Just a rant
Another Thursday. Another musician. Another suicide.
This Facebook post brought up the same old questions. I am not the only one asking them. They are a big problem for many families, individuals and communities. But sadly, the easiest thing to do for a medic at a consultation is to write a prescription rather than invest time and resources in the individual.
“Just reading about Chris Cornell and how according to his wife he took too much of his prescribed medication, out of it, because he was on his medication. Whether it was a suicide or “accidental death” I am outraged at the system. I didn’t really know Chris Cornell’s music until recently, but I lost my dear friend, another talented musician, to a similar situation recently. And before that I lost my mom, who became psychotic when given anti-depressants and took the whole bottle a few days after she had started taking them. I am so frustrated by a medical establishment that refuses to treat the whole disease and the whole person, and so tired of people I love dying from the very medication that is supposed to prevent it. If you work in (mental) health, please consider the risk when prescribing medications. Years ago, I myself was prescribed ativan and other medications and became addicted and had to take myself off everything completely without the support of a doctor because they thought I needed medication, while in reality the medication was making me suicidal.

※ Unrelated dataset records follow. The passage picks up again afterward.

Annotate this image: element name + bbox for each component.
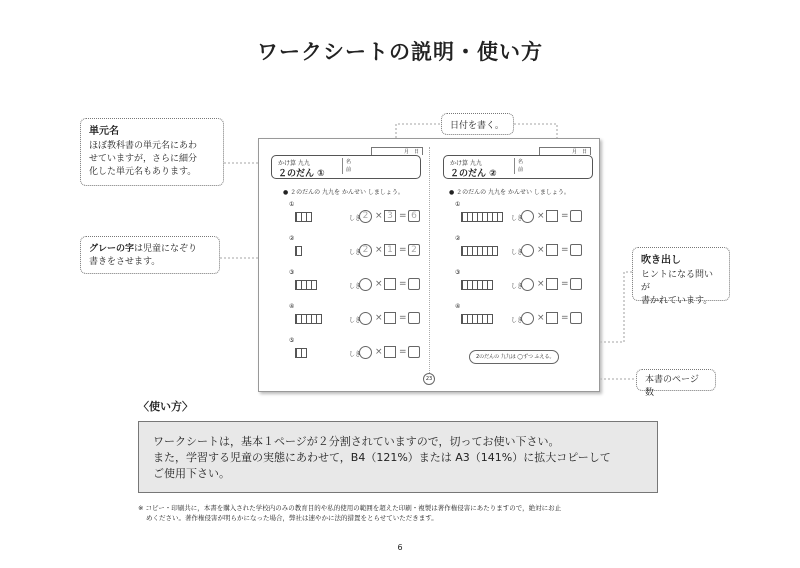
array-grid	[461, 212, 503, 222]
multiplier-box	[546, 210, 558, 222]
times-sign: ×	[375, 279, 383, 289]
usage-heading: 〈使い方〉	[138, 400, 193, 413]
copyright-note-line-1: ※ コピー・印刷共に，本書を購入された学校内のみの教育目的や私的使用の範囲を超えた印刷・複製は著作権侵害にあたりますので，絶対にお止	[138, 504, 562, 512]
array-grid	[461, 280, 493, 290]
shiki-label: しき	[511, 283, 524, 290]
worksheet-left-row-1	[289, 201, 439, 231]
row-number: ③	[289, 269, 295, 276]
times-sign: ×	[375, 211, 383, 221]
worksheet-left-title: ２のだん ①	[278, 169, 325, 179]
array-grid	[295, 348, 307, 358]
shiki-label: しき	[511, 215, 524, 222]
multiplier-box: 3	[384, 210, 396, 222]
array-grid	[461, 246, 498, 256]
row-number: ③	[455, 269, 461, 276]
worksheet-right-title: ２のだん ②	[450, 169, 497, 179]
shiki-label: しき	[349, 215, 362, 222]
worksheet-left-header	[271, 155, 421, 179]
worksheet-left-row-2	[289, 235, 439, 265]
shiki-label: しき	[511, 317, 524, 324]
times-sign: ×	[537, 313, 545, 323]
times-sign: ×	[537, 279, 545, 289]
worksheet-right-datebox: 月 日	[539, 147, 591, 155]
shiki-label: しき	[349, 317, 362, 324]
answer-box	[570, 210, 582, 222]
multiplier-box	[546, 244, 558, 256]
row-number: ①	[289, 201, 295, 208]
multiplier-box	[546, 312, 558, 324]
worksheet-right-row-4	[455, 303, 605, 333]
name-label: 名	[346, 159, 352, 165]
callout-unit-name-heading: 単元名	[89, 126, 119, 137]
shiki-label: しき	[511, 249, 524, 256]
shiki-label: しき	[349, 249, 362, 256]
array-grid	[295, 246, 302, 256]
multiplicand-circle	[521, 210, 534, 223]
worksheet-left-row-3	[289, 269, 439, 299]
usage-box	[138, 421, 658, 493]
callout-unit-name-line-3: 化した単元名もあります。	[89, 167, 197, 177]
worksheet-left-datebox: 月 日	[371, 147, 423, 155]
worksheet-left-row-4	[289, 303, 439, 333]
usage-line-1: ワークシートは，基本１ページが２分割されていますので，切ってお使い下さい。	[153, 435, 560, 448]
worksheet-right-name-field	[514, 158, 588, 174]
equals-sign: =	[561, 279, 569, 289]
answer-box	[408, 346, 420, 358]
callout-date-label: 日付を書く。	[450, 121, 504, 131]
worksheet-right-instruction: ● ２のだんの 九九を かんせい しましょう。	[449, 189, 570, 196]
answer-box	[570, 244, 582, 256]
equals-sign: =	[561, 245, 569, 255]
times-sign: ×	[537, 211, 545, 221]
multiplicand-circle: 2	[359, 244, 372, 257]
worksheet-left-name-field	[342, 158, 416, 174]
callout-unit-name-line-2: せていますが，さらに細分	[89, 154, 198, 164]
callout-speech-bubble-heading: 吹き出し	[641, 255, 681, 266]
copyright-note-line-2: めください。著作権侵害が明らかになった場合，弊社は速やかに法的措置をとらせていただきます。	[146, 514, 438, 522]
answer-box	[570, 278, 582, 290]
row-number: ②	[455, 235, 461, 242]
multiplicand-circle	[359, 278, 372, 291]
callout-gray-letters-suffix: は児童になぞり	[134, 244, 198, 254]
multiplicand-circle	[521, 312, 534, 325]
equals-sign: =	[399, 279, 407, 289]
equals-sign: =	[399, 211, 407, 221]
multiplier-box	[546, 278, 558, 290]
worksheet-right-header	[443, 155, 593, 179]
times-sign: ×	[375, 347, 383, 357]
array-grid	[295, 212, 312, 222]
equals-sign: =	[399, 245, 407, 255]
callout-gray-letters-line-2: 書きをさせます。	[89, 257, 161, 267]
callout-speech-bubble-line-2: 書かれています。	[641, 296, 713, 306]
name-label: 名	[518, 159, 524, 165]
times-sign: ×	[537, 245, 545, 255]
row-number: ④	[289, 303, 295, 310]
equals-sign: =	[561, 313, 569, 323]
callout-speech-bubble	[632, 247, 730, 306]
callout-gray-letters	[80, 236, 220, 274]
worksheet-right-row-3	[455, 269, 605, 299]
callout-unit-name-line-1: ほぼ教科書の単元名にあわ	[89, 141, 198, 151]
multiplicand-circle: 2	[359, 210, 372, 223]
callout-unit-name	[80, 118, 224, 186]
equals-sign: =	[399, 313, 407, 323]
multiplier-box	[384, 278, 396, 290]
multiplier-box	[384, 312, 396, 324]
shiki-label: しき	[349, 351, 362, 358]
callout-page-count-label: 本書のページ数	[645, 375, 699, 398]
page-number: 6	[397, 543, 403, 552]
shiki-label: しき	[349, 283, 362, 290]
worksheet-hint-bubble: 2のだんの 九九は ◯ずつ ふえる。	[469, 350, 559, 364]
answer-box	[570, 312, 582, 324]
worksheet-left-instruction: ● ２のだんの 九九を かんせい しましょう。	[283, 189, 404, 196]
usage-line-3: ご使用下さい。	[153, 467, 230, 480]
worksheet-left-row-5	[289, 337, 439, 367]
array-grid	[295, 280, 317, 290]
equals-sign: =	[561, 211, 569, 221]
worksheet-right-row-1	[455, 201, 605, 231]
worksheet-left-subject: かけ算 九九	[278, 160, 310, 167]
multiplicand-circle	[521, 278, 534, 291]
array-grid	[461, 314, 493, 324]
callout-page-count	[636, 369, 716, 398]
multiplicand-circle	[521, 244, 534, 257]
equals-sign: =	[399, 347, 407, 357]
multiplicand-circle	[359, 312, 372, 325]
page-title: ワークシートの説明・使い方	[257, 40, 543, 64]
row-number: ②	[289, 235, 295, 242]
multiplier-box: 1	[384, 244, 396, 256]
answer-box: 2	[408, 244, 420, 256]
row-number: ①	[455, 201, 461, 208]
callout-gray-letters-heading: グレーの字	[89, 244, 135, 254]
name-label: 前	[346, 167, 352, 173]
row-number: ⑤	[289, 337, 295, 344]
multiplier-box	[384, 346, 396, 358]
times-sign: ×	[375, 245, 383, 255]
worksheet-right-subject: かけ算 九九	[450, 160, 482, 167]
worksheet-preview	[258, 138, 600, 392]
answer-box	[408, 312, 420, 324]
callout-date	[441, 113, 514, 135]
multiplicand-circle	[359, 346, 372, 359]
copyright-note	[138, 503, 728, 523]
times-sign: ×	[375, 313, 383, 323]
row-number: ④	[455, 303, 461, 310]
answer-box: 6	[408, 210, 420, 222]
worksheet-right-row-2	[455, 235, 605, 265]
callout-speech-bubble-line-1: ヒントになる問いが	[641, 270, 714, 293]
answer-box	[408, 278, 420, 290]
usage-line-2: また，学習する児童の実態にあわせて，B4（121%）または A3（141%）に拡大コピーして	[153, 451, 611, 464]
array-grid	[295, 314, 322, 324]
worksheet-page-number: 23	[423, 373, 435, 385]
name-label: 前	[518, 167, 524, 173]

Medication without therapy from my perspective is no different than drinking or smoking or taking drugs. I see the system changing as the trauma-informed approach enters the mainstream but in Nova Scotia, so many mental health problems that need deep spiritual healing are treated with drugs. Drugs that sometimes exacerbate the problem, or create a whole new problem, without leaving the person spiritually and emotionally sober enough to make sound decisions that could save lives.
I look forward to the day when the mental hospitals and outpatient aftercare support radical healing on a whole-person level-the kind of work that the International Association for Human Values and Body Talkers are doing-treating the whole person and providing them with actual physical stress and trauma relief tools.
Just a rant. I’m done. Love to all. Please no more state/big pharma-sponsored suicides…”
Eleven years ago, purely by chance, I learnt a breathing-based meditation technique called ‘Sudarshan Kriya’. It has kept me strong through deeply traumatic life-events. Our breath is a subtle but powerful bridge to knowing the ‘self’. It has precious secrets hidden in it. It energises and detoxifies. It keeps us alive. If we are willing to learn, it teaches us the art of living.